Your enthusiastic young physician, Dr. Alexander McAlister, has grown a bit old, but not in spirit. He took me up to his library and here, as well as in his heart, you have found your sanctuary.
"I loved Walt Whitman," Dr. McAlister said, "ever since I was a student in the medical school, and met the old gentleman regularly on the street. We talked occasionally; once he asked me to his house, later on, after my graduation, I had occasion to render him professional services, and for all the years, until Whitman's death, I called on him at least once a day. He was the most clean-minded and kind man I have ever met. I never heard him utter an obscene word. The magnificent personality of Walt Whitman and his general comradeship, inspired by his ingrained feelings and intuitive beliefs concerning the destiny of America, must certainly have impressed all who met him long before he was known as a poet. He lived a life so broad and noble that it will be more studied and emulated, and will sink deeper and deeper into the heart. The social, human world, through his aid, will reach a level hitherto unattained. The new life which he preached has not been even dreamed of yet, has not become yet an object of aspiration to us Americans. He has set the spark to the prepared fuel, the living glow has crept deeply into the dormant mass; even now tongues of flame begin to shoot forth. The longer Whitman is dead the better he will be known. He seems to me the typical American, the typical modern, the source and centre of a new, spiritual aspiration, saner and manlier than any heretofore. Whitman thought that man has within him the element of the Divine, and that this element was capable of indefinite growth and expansion.

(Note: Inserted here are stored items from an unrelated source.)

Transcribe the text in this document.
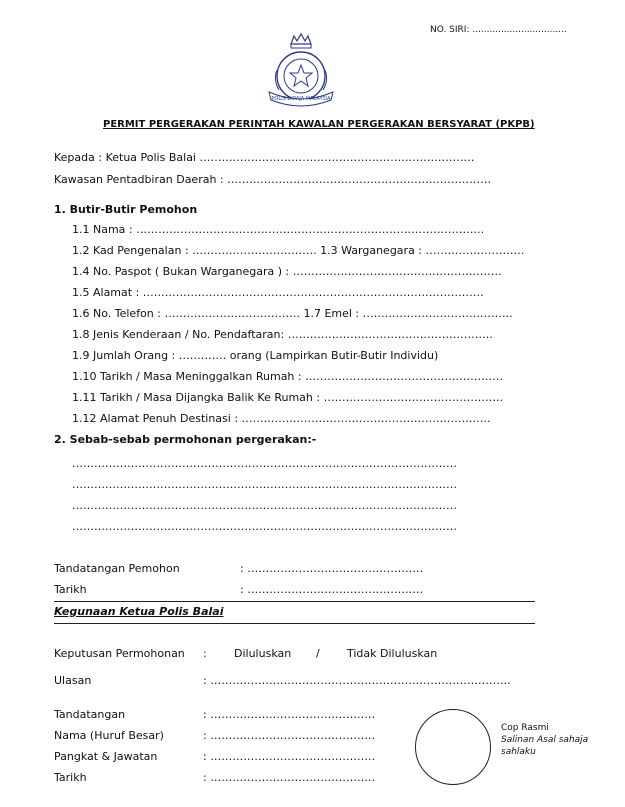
NO. SIRI: .................................
POLIS DIRAJA MALAYSIA
PERMIT PERGERAKAN PERINTAH KAWALAN PERGERAKAN BERSYARAT (PKPB)
Kepada : Ketua Polis Balai …………………………………………………………………
Kawasan Pentadbiran Daerah : ………………………………………………………………
1. Butir-Butir Pemohon
1.1 Nama : …………………………………………………………………………………..
1.2 Kad Pengenalan : ……………………………. 1.3 Warganegara : ………………………
1.4 No. Paspot ( Bukan Warganegara ) : …………………………………………………
1.5 Alamat : …………………………………………………………………………………
1.6 No. Telefon : ………………………………. 1.7 Emel : …………………………………..
1.8 Jenis Kenderaan / No. Pendaftaran: ………………………………………………..
1.9 Jumlah Orang : …………. orang (Lampirkan Butir-Butir Individu)
1.10 Tarikh / Masa Meninggalkan Rumah : ………………………………………………
1.11 Tarikh / Masa Dijangka Balik Ke Rumah : ………………………………………….
1.12 Alamat Penuh Destinasi : …………………………………………………………..
2. Sebab-sebab permohonan pergerakan:-
……………………………………………………………………………………………
……………………………………………………………………………………………
……………………………………………………………………………………………
……………………………………………………………………………………………
Tandatangan Pemohon	: …………………………………………
Tarikh	: …………………………………………
Kegunaan Ketua Polis Balai
Keputusan Permohonan : Diluluskan / Tidak Diluluskan
Ulasan	: ……………………………………………………………………….
Tandatangan	: ………………………………………
Nama (Huruf Besar)	: ………………………………………
Pangkat & Jawatan	: ………………………………………
Tarikh	: ………………………………………
Cop Rasmi
Salinan Asal sahaja
sahlaku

"He was the most democratic man that ever lived. Everybody was welcome to his house, everybody his equal, he was everybody's friend. He had many enemies, but also many friends. He thought Ingersoll his best friend. Dr. Longaker and Horace Traubel were almost always present, especially during the last years of his life. Once in a while they got on his nerves because they continually carried paper and pencil, writing down every word he said. Let me tell you a few incidents of his last illness. They all expected him to die. Traubel and Dr. Longaker were constantly in the hall outside of the sick room, eager to catch every one of Whitman's words. Warren Fritzinger, his nurse, was with him.
"'Are those damn fools out there this afternoon?' he remarked when his condition became very weak and the rustling of papers in the hall seemed to annoy him.